In the low-ceilinged room, the polka dot lighting skated along the floor and spangled off the foil decorations hanging from the ceiling. The music was irresistibly dancy, the sound quality was like a caress, and the scenery was excellent. The most attractive woman there, someone I've had my eye on for the four years I've been going there, came over to me on the dancefloor, put her hands on my shoulders, and started talking to me.
I'd had a Smartie earlier, one of the ones known for making one excessively openly affectionate. I smiled and slid my hands down the sides of her shiny, tight, blue, knee-length dress, pulling her against me as I kissed her on the cheek. I was in paradise.
Releasing her (but not very far), I noticed her husband watching us from the bar, with the same immobile expression that his face has carried for four years. "It's OK," my Smartied mind thought, "I'm just stroking your gorgeous wife's body through her tightly-fitting dress," with as much concern as if I were talking to her about the air conditioning at a yard's distance.
Later on we had a dance together which went on for several minutes. I was blind to Trina, but she had moved away considerately. When she came back she said, with a lack of rancour as surprising as it was welcome, "I thought I'd leave you alone while K--- chatted you up." I told her that she's married, and noddingly indicated her husband.
On the way out we bumped into a couple who extended a half-hearted invition back to their room in the hotel for a bop, which we didn't take up, I think to our mutual relief. She made a reference to drugs which sounded forced.
Trina started her nocturnal bellowing, so I took all the pillows in the room and a bath towel and went to "sleep" in the bathroom. I tried running the bit of film in which I stroke K---'s waist over and over again, adding a voiceover in which I tell her how gorgeous she is and how much I like watching her dance in that dress; but it's difficult to get turned on when your feet are clanking against a pedal bin.

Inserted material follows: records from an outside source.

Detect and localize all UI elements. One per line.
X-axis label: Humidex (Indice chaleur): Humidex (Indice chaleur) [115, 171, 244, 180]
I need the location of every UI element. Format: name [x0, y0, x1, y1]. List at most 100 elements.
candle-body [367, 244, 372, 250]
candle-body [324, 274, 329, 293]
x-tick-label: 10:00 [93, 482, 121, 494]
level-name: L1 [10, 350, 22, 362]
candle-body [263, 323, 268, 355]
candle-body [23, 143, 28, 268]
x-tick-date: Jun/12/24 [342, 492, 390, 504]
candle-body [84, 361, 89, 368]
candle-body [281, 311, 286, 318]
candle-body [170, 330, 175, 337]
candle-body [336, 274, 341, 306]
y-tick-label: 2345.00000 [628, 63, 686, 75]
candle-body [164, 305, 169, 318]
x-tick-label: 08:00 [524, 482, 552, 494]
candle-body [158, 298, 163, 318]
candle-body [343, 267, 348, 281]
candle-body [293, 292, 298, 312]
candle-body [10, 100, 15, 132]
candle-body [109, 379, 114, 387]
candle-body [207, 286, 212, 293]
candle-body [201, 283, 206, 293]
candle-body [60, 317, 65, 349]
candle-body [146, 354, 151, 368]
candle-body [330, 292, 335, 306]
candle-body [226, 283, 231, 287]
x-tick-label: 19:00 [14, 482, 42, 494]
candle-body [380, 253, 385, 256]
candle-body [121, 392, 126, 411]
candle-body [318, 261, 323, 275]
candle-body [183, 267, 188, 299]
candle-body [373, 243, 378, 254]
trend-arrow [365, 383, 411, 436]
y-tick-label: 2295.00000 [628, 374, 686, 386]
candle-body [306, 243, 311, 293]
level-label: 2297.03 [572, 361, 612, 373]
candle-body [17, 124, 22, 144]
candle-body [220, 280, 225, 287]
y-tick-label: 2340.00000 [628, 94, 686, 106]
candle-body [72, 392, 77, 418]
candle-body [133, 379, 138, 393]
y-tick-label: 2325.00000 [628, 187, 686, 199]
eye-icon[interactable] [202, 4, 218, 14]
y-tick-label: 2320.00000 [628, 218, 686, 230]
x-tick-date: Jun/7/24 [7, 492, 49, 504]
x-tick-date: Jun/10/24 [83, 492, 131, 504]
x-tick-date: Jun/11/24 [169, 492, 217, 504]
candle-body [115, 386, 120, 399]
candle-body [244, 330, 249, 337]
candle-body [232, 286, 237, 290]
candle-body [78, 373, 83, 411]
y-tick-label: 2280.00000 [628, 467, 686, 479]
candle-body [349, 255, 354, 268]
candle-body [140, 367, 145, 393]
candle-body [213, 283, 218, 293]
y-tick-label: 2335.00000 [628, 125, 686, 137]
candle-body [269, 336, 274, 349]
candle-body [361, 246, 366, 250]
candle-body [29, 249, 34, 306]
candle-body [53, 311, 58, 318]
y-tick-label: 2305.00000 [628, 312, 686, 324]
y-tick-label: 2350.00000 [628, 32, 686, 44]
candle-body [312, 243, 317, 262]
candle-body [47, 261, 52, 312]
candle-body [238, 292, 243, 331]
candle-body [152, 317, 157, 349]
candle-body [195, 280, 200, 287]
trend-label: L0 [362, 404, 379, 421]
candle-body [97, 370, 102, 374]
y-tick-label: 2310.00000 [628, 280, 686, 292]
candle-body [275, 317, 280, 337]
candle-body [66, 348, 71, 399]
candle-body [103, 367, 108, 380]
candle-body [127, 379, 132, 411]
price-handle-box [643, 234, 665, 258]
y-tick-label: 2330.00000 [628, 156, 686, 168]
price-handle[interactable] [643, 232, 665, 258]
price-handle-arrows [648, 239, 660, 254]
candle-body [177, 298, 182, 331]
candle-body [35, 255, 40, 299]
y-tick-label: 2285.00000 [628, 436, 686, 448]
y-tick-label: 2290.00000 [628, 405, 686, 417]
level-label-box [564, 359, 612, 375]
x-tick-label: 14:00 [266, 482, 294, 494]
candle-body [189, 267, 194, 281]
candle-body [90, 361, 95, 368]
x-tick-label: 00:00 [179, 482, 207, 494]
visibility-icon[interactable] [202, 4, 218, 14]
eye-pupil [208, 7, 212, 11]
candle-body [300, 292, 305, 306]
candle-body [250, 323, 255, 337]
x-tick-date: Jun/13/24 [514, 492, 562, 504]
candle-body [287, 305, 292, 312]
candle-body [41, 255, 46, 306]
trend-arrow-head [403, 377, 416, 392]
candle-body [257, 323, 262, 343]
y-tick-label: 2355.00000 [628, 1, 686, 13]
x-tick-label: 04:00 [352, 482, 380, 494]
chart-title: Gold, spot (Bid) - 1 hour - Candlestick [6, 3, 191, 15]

The following night we had sex for the first time in many weeks. Even by our tepid standards it wasn't the greatest of fucks, and my imagination had to work hard to shut out her well-meaning but unspontaneous talking in which she tries to be "dirty". She was trying to please me and make me come, but it had the opposite effect.
Afterwards, I felt ashamed of myself. It was opportunistic and venal. We cuddled for a while, my smiling and kissing as false as her sextalk. She got up to go to sleep in the front room. I spread myself out luxuriantly in the futon, smiling genuinely this time in anticipation of mentally fucking K--, Donna, and whoever else; but I had to correct myself quickly a minute later when she walked back in.
Through a chink in the door, she'd seen the young postgrad Christian lodger sitting topless in the unheated kitchen with a computer and headphones. We both imagined the same thing about what he might be doing. I asked her if he was naked, but she said she'd recoiled at seeing only his bare torso and had hastened back upstairs.